What excites you about your work?
“It’s exciting to make discoveries that are unexpected and change the way we think about heart biology and disease–findings that point us in new directions. We’re trying to follow some of those new directions with the work we’re doing now, like this protein called LRC10. Its multifaceted role in the heart was unexpected—some of the dramatic effects it’s had—so we’re trying to understand that.”

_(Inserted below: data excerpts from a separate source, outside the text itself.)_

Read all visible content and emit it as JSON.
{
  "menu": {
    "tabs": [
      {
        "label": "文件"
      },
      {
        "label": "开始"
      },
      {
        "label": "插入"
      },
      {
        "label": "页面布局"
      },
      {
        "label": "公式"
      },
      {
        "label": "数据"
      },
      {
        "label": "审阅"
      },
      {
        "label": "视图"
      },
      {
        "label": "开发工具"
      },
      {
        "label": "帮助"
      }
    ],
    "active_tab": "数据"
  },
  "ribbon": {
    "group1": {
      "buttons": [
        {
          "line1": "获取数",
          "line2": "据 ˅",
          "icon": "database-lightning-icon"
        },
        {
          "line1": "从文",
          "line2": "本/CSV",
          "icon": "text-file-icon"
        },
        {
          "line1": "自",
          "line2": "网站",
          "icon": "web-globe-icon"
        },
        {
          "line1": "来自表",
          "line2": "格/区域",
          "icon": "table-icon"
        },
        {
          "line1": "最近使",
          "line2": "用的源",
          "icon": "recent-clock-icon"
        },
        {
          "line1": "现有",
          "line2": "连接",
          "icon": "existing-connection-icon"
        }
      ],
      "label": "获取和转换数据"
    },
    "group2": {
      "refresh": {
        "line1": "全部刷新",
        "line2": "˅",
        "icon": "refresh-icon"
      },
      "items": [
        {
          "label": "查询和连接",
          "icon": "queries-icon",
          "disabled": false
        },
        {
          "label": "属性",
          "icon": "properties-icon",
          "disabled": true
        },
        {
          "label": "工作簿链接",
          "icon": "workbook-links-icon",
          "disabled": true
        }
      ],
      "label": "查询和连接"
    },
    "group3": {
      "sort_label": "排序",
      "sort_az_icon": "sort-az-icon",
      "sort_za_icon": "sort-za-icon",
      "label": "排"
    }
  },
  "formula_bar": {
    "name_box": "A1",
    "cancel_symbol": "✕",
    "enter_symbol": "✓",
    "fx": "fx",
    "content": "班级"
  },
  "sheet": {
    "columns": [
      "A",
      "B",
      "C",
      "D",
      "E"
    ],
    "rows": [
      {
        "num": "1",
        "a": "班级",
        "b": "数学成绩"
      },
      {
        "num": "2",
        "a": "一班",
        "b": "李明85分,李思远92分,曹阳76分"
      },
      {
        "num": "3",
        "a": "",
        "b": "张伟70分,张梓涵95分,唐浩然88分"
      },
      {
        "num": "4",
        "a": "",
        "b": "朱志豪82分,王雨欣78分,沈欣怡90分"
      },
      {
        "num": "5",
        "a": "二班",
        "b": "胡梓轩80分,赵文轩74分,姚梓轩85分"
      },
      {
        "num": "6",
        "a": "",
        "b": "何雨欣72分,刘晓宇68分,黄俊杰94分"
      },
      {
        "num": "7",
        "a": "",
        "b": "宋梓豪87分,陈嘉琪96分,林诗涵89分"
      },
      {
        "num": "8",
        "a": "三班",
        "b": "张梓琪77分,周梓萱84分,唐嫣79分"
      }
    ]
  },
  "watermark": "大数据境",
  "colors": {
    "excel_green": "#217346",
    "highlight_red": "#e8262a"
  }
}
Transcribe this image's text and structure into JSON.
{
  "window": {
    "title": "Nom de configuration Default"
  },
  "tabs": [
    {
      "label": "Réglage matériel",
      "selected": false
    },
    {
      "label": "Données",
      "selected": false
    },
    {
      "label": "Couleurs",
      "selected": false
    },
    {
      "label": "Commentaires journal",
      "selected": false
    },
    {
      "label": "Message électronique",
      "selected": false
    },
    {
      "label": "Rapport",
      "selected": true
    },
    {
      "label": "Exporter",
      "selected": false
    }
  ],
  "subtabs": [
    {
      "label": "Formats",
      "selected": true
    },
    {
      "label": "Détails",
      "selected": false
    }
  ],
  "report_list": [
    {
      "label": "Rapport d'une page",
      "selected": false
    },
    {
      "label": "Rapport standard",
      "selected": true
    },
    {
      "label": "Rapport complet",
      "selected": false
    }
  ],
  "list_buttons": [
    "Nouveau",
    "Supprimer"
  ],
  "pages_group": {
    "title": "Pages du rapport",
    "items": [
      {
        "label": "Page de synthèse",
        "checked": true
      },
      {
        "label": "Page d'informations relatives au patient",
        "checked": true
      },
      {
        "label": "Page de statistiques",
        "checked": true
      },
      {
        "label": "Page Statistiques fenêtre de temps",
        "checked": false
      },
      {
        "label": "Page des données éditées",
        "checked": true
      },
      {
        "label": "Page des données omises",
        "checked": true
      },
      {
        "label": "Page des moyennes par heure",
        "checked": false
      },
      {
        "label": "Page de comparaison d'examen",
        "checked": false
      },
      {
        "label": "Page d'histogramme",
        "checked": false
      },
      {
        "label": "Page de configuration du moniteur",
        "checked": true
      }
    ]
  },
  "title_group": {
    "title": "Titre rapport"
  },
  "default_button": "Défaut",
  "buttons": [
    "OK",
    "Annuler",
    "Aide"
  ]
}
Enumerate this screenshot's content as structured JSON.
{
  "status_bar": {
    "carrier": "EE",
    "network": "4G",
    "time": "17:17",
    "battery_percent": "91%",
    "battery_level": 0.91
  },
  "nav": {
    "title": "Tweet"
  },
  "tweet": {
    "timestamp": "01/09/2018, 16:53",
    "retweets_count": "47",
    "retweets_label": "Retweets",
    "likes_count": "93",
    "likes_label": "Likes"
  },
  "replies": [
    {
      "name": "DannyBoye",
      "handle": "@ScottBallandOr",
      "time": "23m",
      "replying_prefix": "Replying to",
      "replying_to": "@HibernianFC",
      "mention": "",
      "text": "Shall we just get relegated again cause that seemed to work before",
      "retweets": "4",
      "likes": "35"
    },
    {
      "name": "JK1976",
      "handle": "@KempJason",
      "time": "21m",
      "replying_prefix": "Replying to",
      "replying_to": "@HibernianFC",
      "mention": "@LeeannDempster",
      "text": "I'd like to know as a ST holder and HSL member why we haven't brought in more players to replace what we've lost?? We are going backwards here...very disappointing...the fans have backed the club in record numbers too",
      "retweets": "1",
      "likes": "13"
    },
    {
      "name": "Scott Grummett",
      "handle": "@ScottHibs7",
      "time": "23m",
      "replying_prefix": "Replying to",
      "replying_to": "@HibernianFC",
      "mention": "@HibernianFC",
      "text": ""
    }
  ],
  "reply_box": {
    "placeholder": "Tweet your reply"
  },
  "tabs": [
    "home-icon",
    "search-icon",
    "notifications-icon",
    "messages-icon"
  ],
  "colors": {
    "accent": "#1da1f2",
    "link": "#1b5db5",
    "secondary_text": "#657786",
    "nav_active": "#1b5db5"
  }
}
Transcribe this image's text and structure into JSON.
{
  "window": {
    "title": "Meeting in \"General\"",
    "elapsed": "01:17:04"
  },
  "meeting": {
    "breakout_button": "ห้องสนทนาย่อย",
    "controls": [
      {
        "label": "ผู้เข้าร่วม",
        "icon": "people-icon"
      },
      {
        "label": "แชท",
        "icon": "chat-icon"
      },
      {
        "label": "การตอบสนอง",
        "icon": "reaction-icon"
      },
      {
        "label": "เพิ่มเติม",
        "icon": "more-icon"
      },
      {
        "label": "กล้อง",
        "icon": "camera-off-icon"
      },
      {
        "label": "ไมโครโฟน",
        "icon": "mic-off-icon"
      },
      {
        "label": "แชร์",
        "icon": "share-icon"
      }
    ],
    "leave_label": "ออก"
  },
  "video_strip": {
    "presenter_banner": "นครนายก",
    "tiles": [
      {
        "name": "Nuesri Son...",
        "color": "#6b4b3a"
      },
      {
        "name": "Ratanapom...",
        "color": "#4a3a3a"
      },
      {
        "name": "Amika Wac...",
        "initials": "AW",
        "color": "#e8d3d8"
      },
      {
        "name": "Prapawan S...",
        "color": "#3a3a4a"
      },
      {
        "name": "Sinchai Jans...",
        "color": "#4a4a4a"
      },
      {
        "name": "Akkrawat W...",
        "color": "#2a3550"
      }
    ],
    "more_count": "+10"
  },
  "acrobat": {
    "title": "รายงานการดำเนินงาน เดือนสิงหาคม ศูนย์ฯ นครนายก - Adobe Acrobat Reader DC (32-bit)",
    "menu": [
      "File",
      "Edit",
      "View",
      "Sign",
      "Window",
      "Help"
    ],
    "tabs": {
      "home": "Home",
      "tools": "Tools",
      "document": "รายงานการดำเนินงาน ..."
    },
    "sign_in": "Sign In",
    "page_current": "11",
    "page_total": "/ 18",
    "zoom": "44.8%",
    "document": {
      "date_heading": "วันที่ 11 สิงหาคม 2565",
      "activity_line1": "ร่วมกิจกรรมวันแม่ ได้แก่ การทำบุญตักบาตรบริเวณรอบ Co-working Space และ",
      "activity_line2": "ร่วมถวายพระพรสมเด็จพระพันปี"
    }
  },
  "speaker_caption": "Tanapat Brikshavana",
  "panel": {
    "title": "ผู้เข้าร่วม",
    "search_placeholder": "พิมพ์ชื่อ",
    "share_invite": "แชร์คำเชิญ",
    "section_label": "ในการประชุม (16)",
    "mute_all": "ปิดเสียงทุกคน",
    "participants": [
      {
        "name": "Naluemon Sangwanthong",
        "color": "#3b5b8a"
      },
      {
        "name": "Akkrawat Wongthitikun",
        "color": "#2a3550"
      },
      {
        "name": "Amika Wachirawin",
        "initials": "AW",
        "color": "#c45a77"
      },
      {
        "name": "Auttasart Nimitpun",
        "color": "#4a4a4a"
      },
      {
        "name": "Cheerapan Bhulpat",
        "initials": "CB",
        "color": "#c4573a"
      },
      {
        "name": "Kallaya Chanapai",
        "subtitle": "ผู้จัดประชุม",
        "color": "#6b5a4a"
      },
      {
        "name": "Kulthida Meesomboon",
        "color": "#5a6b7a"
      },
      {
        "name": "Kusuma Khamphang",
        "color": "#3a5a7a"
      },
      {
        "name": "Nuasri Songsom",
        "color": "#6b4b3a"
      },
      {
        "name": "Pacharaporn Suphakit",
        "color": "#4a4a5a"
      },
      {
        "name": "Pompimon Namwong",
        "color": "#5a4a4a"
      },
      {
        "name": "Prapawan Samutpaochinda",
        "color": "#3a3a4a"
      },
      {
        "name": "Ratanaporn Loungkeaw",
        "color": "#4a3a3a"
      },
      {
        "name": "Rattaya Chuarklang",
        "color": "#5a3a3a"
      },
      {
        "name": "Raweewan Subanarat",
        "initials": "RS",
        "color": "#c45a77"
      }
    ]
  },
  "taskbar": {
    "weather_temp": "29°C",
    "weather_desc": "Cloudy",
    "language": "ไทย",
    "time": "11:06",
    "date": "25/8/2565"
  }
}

What do you hope to achieve?
“Our lab is dedicated to understanding certain forms of heart disease—arrhythmias and heart failure. We’re digging into the mechanisms of those diseases to try to improve therapeutic approaches and find new ways to improve the adult human heart’s ability to regenerate. After an insult like a heart attack, the heart is unable to repair itself very well, so we’re trying to find new ways to deal with that major shortcoming of our bodies’ ability to repair itself—either using expression of different proteins, or cell-based therapies, like stem cell products, that can be delivered to the heart to regrow the heart muscle. We hope to impact human health with these new therapies. In the intermediate timeframe, our team is hoping to get them through studies in animal models to show their efficacy and their safety before trying them in people. We’re getting closer; we have animal studies that are promising.”
Tim’s lab explores arrhythmia and heart failure using human heart cells to prompt muscle regeneration and improve therapies for people with heart disease. WARF appreciates our partnership with Tim as he works to improve millions of people’s lives.